Northern Journal
- Type: Weekly newspaper
- Founder: Don Jaque
- Publisher: Don Jaque
- Editor: Craig Gilbert
- Managing editor: Don Jaque
- Photo editor: Paul Bannister
- Staff writers: Dali Carmichael
- Founded: 1977
- Language: English
- Headquarters: 207 McDougal Road, P.O. Box 990, Fort Smith, N.W.T. Canada X0E 0P0
- Country: Canada
- ISSN: 0707-4964
- Website: http://www.norj.ca

= Northern Journal =

The Northern Journal was a weekly newspaper based out of Fort Smith, Northwest Territories, Canada.

== History ==
The newspaper was founded in 1977 as the Slave River Journal. In 2011, owner and publisher Don Jaque renamed the paper to expand its coverage beyond Fort Smith.
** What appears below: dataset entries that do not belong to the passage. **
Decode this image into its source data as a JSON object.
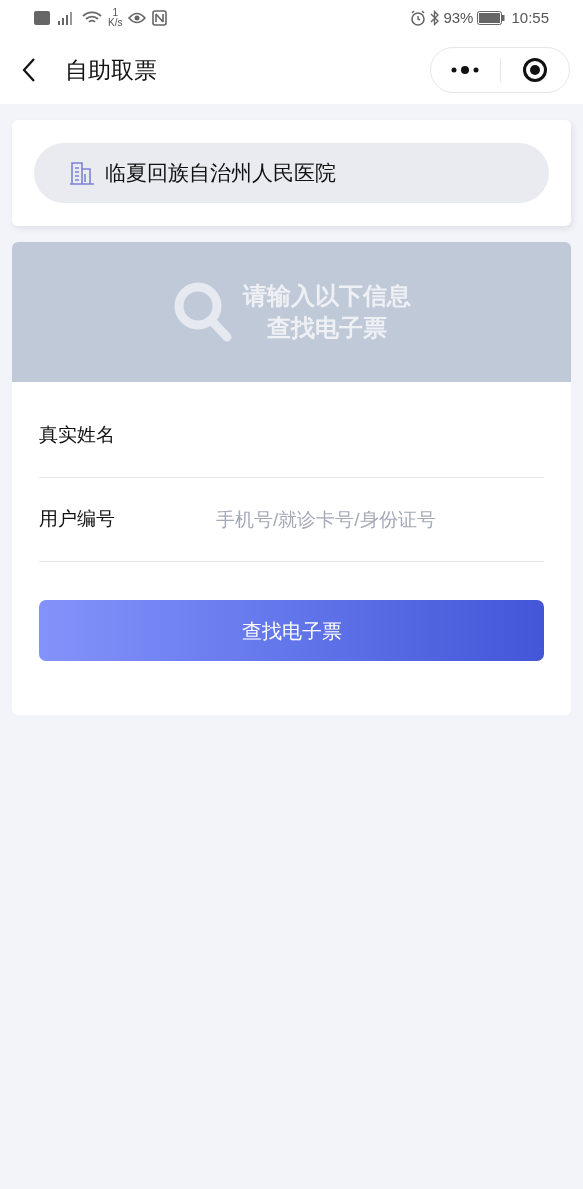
{
  "status_bar": {
    "speed_value": "1",
    "speed_unit": "K/s",
    "battery": "93%",
    "time": "10:55"
  },
  "nav": {
    "title": "自助取票"
  },
  "hospital": {
    "name": "临夏回族自治州人民医院"
  },
  "banner": {
    "lines": [
      "请输入以下信息",
      "查找电子票"
    ]
  },
  "form": {
    "fields": [
      {
        "label": "真实姓名"
      },
      {
        "label": "用户编号",
        "placeholder": "手机号/就诊卡号/身份证号"
      }
    ],
    "submit": "查找电子票"
  }
}
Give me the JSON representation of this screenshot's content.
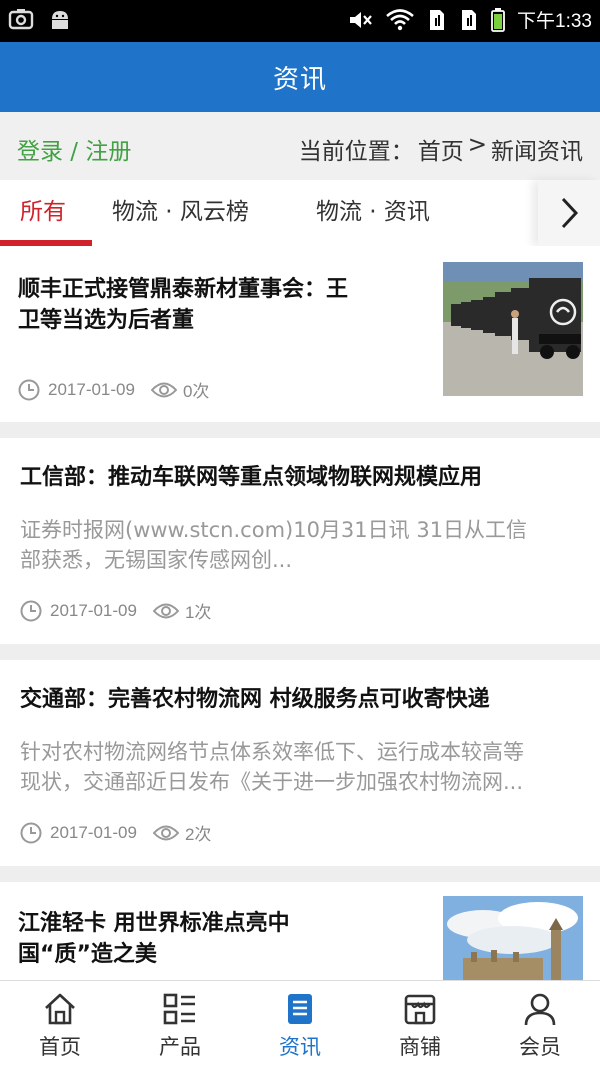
{
  "status_bar": {
    "time": "下午1:33"
  },
  "header": {
    "title": "资讯"
  },
  "location_bar": {
    "login_label": "登录 / 注册",
    "current_label": "当前位置：",
    "crumb_home": "首页",
    "crumb_sep": ">",
    "crumb_current": "新闻资讯"
  },
  "tabs": [
    {
      "label": "所有",
      "active": true
    },
    {
      "label": "物流 · 风云榜",
      "active": false
    },
    {
      "label": "物流 · 资讯",
      "active": false
    }
  ],
  "articles": [
    {
      "title_line1": "顺丰正式接管鼎泰新材董事会：王",
      "title_line2": "卫等当选为后者董",
      "date": "2017-01-09",
      "views": "0次",
      "has_thumb": true
    },
    {
      "title": "工信部：推动车联网等重点领域物联网规模应用",
      "desc_line1": "证券时报网(www.stcn.com)10月31日讯 31日从工信",
      "desc_line2": "部获悉，无锡国家传感网创...",
      "date": "2017-01-09",
      "views": "1次"
    },
    {
      "title": "交通部：完善农村物流网 村级服务点可收寄快递",
      "desc_line1": "针对农村物流网络节点体系效率低下、运行成本较高等",
      "desc_line2": "现状，交通部近日发布《关于进一步加强农村物流网...",
      "date": "2017-01-09",
      "views": "2次"
    },
    {
      "title_line1": "江淮轻卡 用世界标准点亮中",
      "title_line2": "国“质”造之美",
      "has_thumb": true
    }
  ],
  "bottom_nav": [
    {
      "label": "首页",
      "icon": "home-icon",
      "active": false
    },
    {
      "label": "产品",
      "icon": "list-icon",
      "active": false
    },
    {
      "label": "资讯",
      "icon": "news-icon",
      "active": true
    },
    {
      "label": "商铺",
      "icon": "shop-icon",
      "active": false
    },
    {
      "label": "会员",
      "icon": "user-icon",
      "active": false
    }
  ],
  "colors": {
    "accent_blue": "#1f74c9",
    "active_tab_red": "#d0222a",
    "login_green": "#42a142"
  }
}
The Northern Journal had a stated circulation of 4,000, as of June 2013.

Coverage of the Northern Journal included Fort Smith, the N.W.T.'s South Slave region, Fort Chipewyan and the oilsands industry near Fort McMurray. Staff were based in the Fort Smith newsroom, although the newspaper also relied on freelancers across the Northwest Territories and had regular contributors based in Yellowknife.

Jaque announced on March 1, 2016 that the newspaper would be closing because of "a perfect storm" of circumstances.

The region's small population and business community made it difficult to keep the newspaper profitable. Most businesses had also moved their advertising to Facebook.

The newspaper had also lost advertising from oil companies because of coverage of health concerns towards the oilsands shared by people living in Fort McKay and Fort Chipewyan. The collapsing oil prices of the 2010s oil glut forced most remaining businesses to withdraw advertising.

The biggest shortfall came when the government of the Northwest Territories stopped advertising.